The Corpus of Romanesque Sculpture in Britain and Ireland  https://www.crsbi.ac.uk/

This resource provides an online record of all surviving Romanesque sculpture in Britain and Ireland, dated from the eleventh to the twelfth centuries, at more than 5,000 sites. The sculptures are recorded and photographed by volunteers and scholars of Romanesque sculpture, and a digitised map is provided so users can search for sculptures by country, boundary, dedication, diocese, and building type.

 

Durham Liber Vitae Project  http://www.dlv.org.uk/index.html

The resource provides researchers with information about the digitisation project of the ninth-century Durham Liber Vitae Manuscript. The manuscript provides insight into understanding the phenomenon of libri vitae across Europe, and the place of England and Northumbria in this development, including the emergence of Scandinavian and Norman names in the eleventh-century.
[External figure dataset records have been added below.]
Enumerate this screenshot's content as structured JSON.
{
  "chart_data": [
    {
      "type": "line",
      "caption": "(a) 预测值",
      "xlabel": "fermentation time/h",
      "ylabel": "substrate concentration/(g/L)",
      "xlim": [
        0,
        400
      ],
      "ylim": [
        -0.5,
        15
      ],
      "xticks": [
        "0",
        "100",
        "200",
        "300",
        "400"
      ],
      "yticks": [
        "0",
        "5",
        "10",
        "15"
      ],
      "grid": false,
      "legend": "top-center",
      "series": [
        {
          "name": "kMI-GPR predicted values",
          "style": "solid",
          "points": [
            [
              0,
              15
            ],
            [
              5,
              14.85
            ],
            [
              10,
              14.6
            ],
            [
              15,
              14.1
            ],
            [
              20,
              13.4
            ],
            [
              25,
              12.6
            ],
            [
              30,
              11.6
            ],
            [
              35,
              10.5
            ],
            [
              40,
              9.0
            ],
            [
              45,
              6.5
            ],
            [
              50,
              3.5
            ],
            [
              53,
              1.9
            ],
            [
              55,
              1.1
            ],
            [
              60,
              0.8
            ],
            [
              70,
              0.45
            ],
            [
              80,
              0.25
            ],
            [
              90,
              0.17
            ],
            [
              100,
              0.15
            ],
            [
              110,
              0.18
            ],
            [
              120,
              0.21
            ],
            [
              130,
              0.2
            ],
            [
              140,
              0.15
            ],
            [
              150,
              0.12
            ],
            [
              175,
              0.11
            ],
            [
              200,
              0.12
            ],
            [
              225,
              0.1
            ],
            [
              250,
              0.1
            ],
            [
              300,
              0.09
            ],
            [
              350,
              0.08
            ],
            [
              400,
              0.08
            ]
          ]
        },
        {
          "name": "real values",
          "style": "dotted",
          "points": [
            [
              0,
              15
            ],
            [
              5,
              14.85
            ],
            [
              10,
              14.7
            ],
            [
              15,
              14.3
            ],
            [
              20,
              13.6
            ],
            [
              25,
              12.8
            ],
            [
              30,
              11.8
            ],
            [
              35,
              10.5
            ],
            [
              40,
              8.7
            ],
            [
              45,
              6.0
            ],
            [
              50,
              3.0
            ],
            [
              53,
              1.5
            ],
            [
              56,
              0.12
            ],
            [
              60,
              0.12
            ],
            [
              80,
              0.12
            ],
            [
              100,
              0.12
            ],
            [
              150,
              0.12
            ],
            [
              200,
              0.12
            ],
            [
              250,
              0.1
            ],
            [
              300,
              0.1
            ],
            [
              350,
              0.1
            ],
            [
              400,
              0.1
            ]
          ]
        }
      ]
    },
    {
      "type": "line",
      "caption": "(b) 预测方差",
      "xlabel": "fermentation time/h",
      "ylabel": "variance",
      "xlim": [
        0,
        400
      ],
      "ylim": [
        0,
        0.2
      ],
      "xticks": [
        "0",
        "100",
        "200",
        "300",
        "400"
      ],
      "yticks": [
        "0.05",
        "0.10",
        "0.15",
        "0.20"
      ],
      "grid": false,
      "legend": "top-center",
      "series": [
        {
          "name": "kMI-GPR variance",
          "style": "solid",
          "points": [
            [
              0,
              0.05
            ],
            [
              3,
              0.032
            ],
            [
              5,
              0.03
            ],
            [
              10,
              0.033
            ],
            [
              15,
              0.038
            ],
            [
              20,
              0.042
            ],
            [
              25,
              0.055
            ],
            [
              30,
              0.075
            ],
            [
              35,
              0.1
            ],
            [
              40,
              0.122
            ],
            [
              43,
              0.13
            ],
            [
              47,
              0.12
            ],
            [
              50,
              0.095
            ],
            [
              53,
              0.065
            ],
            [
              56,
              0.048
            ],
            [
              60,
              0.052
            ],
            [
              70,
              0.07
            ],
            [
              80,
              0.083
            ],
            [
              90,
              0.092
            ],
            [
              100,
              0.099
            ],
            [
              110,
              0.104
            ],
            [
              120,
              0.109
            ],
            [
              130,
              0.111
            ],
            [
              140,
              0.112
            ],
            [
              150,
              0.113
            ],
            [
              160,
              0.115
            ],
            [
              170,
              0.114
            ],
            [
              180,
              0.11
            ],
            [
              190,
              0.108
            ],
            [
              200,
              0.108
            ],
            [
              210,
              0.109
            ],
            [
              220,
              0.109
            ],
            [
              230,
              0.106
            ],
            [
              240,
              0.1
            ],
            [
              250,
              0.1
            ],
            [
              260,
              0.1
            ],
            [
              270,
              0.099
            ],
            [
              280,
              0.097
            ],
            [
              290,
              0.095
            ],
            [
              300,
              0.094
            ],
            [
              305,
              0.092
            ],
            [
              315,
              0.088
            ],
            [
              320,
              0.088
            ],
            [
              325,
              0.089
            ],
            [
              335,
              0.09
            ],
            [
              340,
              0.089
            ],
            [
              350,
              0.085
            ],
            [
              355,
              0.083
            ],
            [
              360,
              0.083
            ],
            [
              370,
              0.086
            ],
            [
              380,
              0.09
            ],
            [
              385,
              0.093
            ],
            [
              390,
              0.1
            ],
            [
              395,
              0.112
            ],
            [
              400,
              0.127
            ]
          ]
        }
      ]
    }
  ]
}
The manuscript has been digitised, and its images can be viewed the British Library website: http://www.bl.uk/manuscripts/FullDisplay.aspx?ref=Cotton_MS_Domitian_A_VII

 

Early English Laws  https://earlyenglishlaws.ac.uk/

This resource publishes online and prints new editions and translations of nearly 150 English legal codes, edicts, and treatises produced from c. 600 to the signing of the Magna Carta in 1215. Through the website, researchers can read introductions on each legal text, as well as full commentaries on aspects of the text, language, and law.

 

The Electronic Sawyer: Online Catalogue of Anglo-Saxon Charters  https://esawyer.lib.cam.ac.uk/about/index.html

This resource provides researchers with access to an online catalogue of Anglo-Saxon charters based on a revised and expanded version of Peter Sawyer’s Anglo-Saxon Charters: an Annotated List and Bibliography, originally published by the Royal Historical Society in 1968. Researchers can search by manuscript, charter, king, kingdom, and the Sawyer catalogue reference numbers for over 1850 separate entries.

 

The Language of Landscape (LangScape): Reading the Anglo-Saxon Countryside  https://langscape.org.uk/

The resource is an online database of Anglo-Saxon estate boundaries, which contains descriptions about the countryside made by Anglo-Saxons. The database enables researchers to explore the English landscape and its place-names in the period before the Norman Conquest, and the website contains an extensive body of boundary surveys drawn up in charters during the Anglo-Saxon and surviving in manuscripts from the eighth- to the eighteenth-centuries.

 

Novum Inventorium Sepulchrale – Kentish Anglo-Saxon Graves and Grave-Goods in the Sonia Hawkes Archive  https://archaeologydataservice.ac.uk/archives/view/novum_ahrc_2009/

The resource provides researchers with access to the work carried out by Sonia Hawkes of the University of Oxford’s Institute of Archaeology in 1961, relating to excavations of Anglo-Saxon graves and goods during the eighteenth and nineteenth centuries. The original website is archived but researchers can still download spreadsheets containing the original data.

 

The Prosopography of Anglo-Saxon England (PASE)  http://www.pase.ac.uk/index.html

The resource provides researchers with access to a database of all recorded inhabitants living in England from the late sixth to the late eleventh centuries. The material was based on examination of the available written sources for the period, including chronicles, saints’ Lives, charters, Libri vitae, inscriptions, the Domesday Book, and coins. Researchers can also search through a digitised distribution map of property and lordships.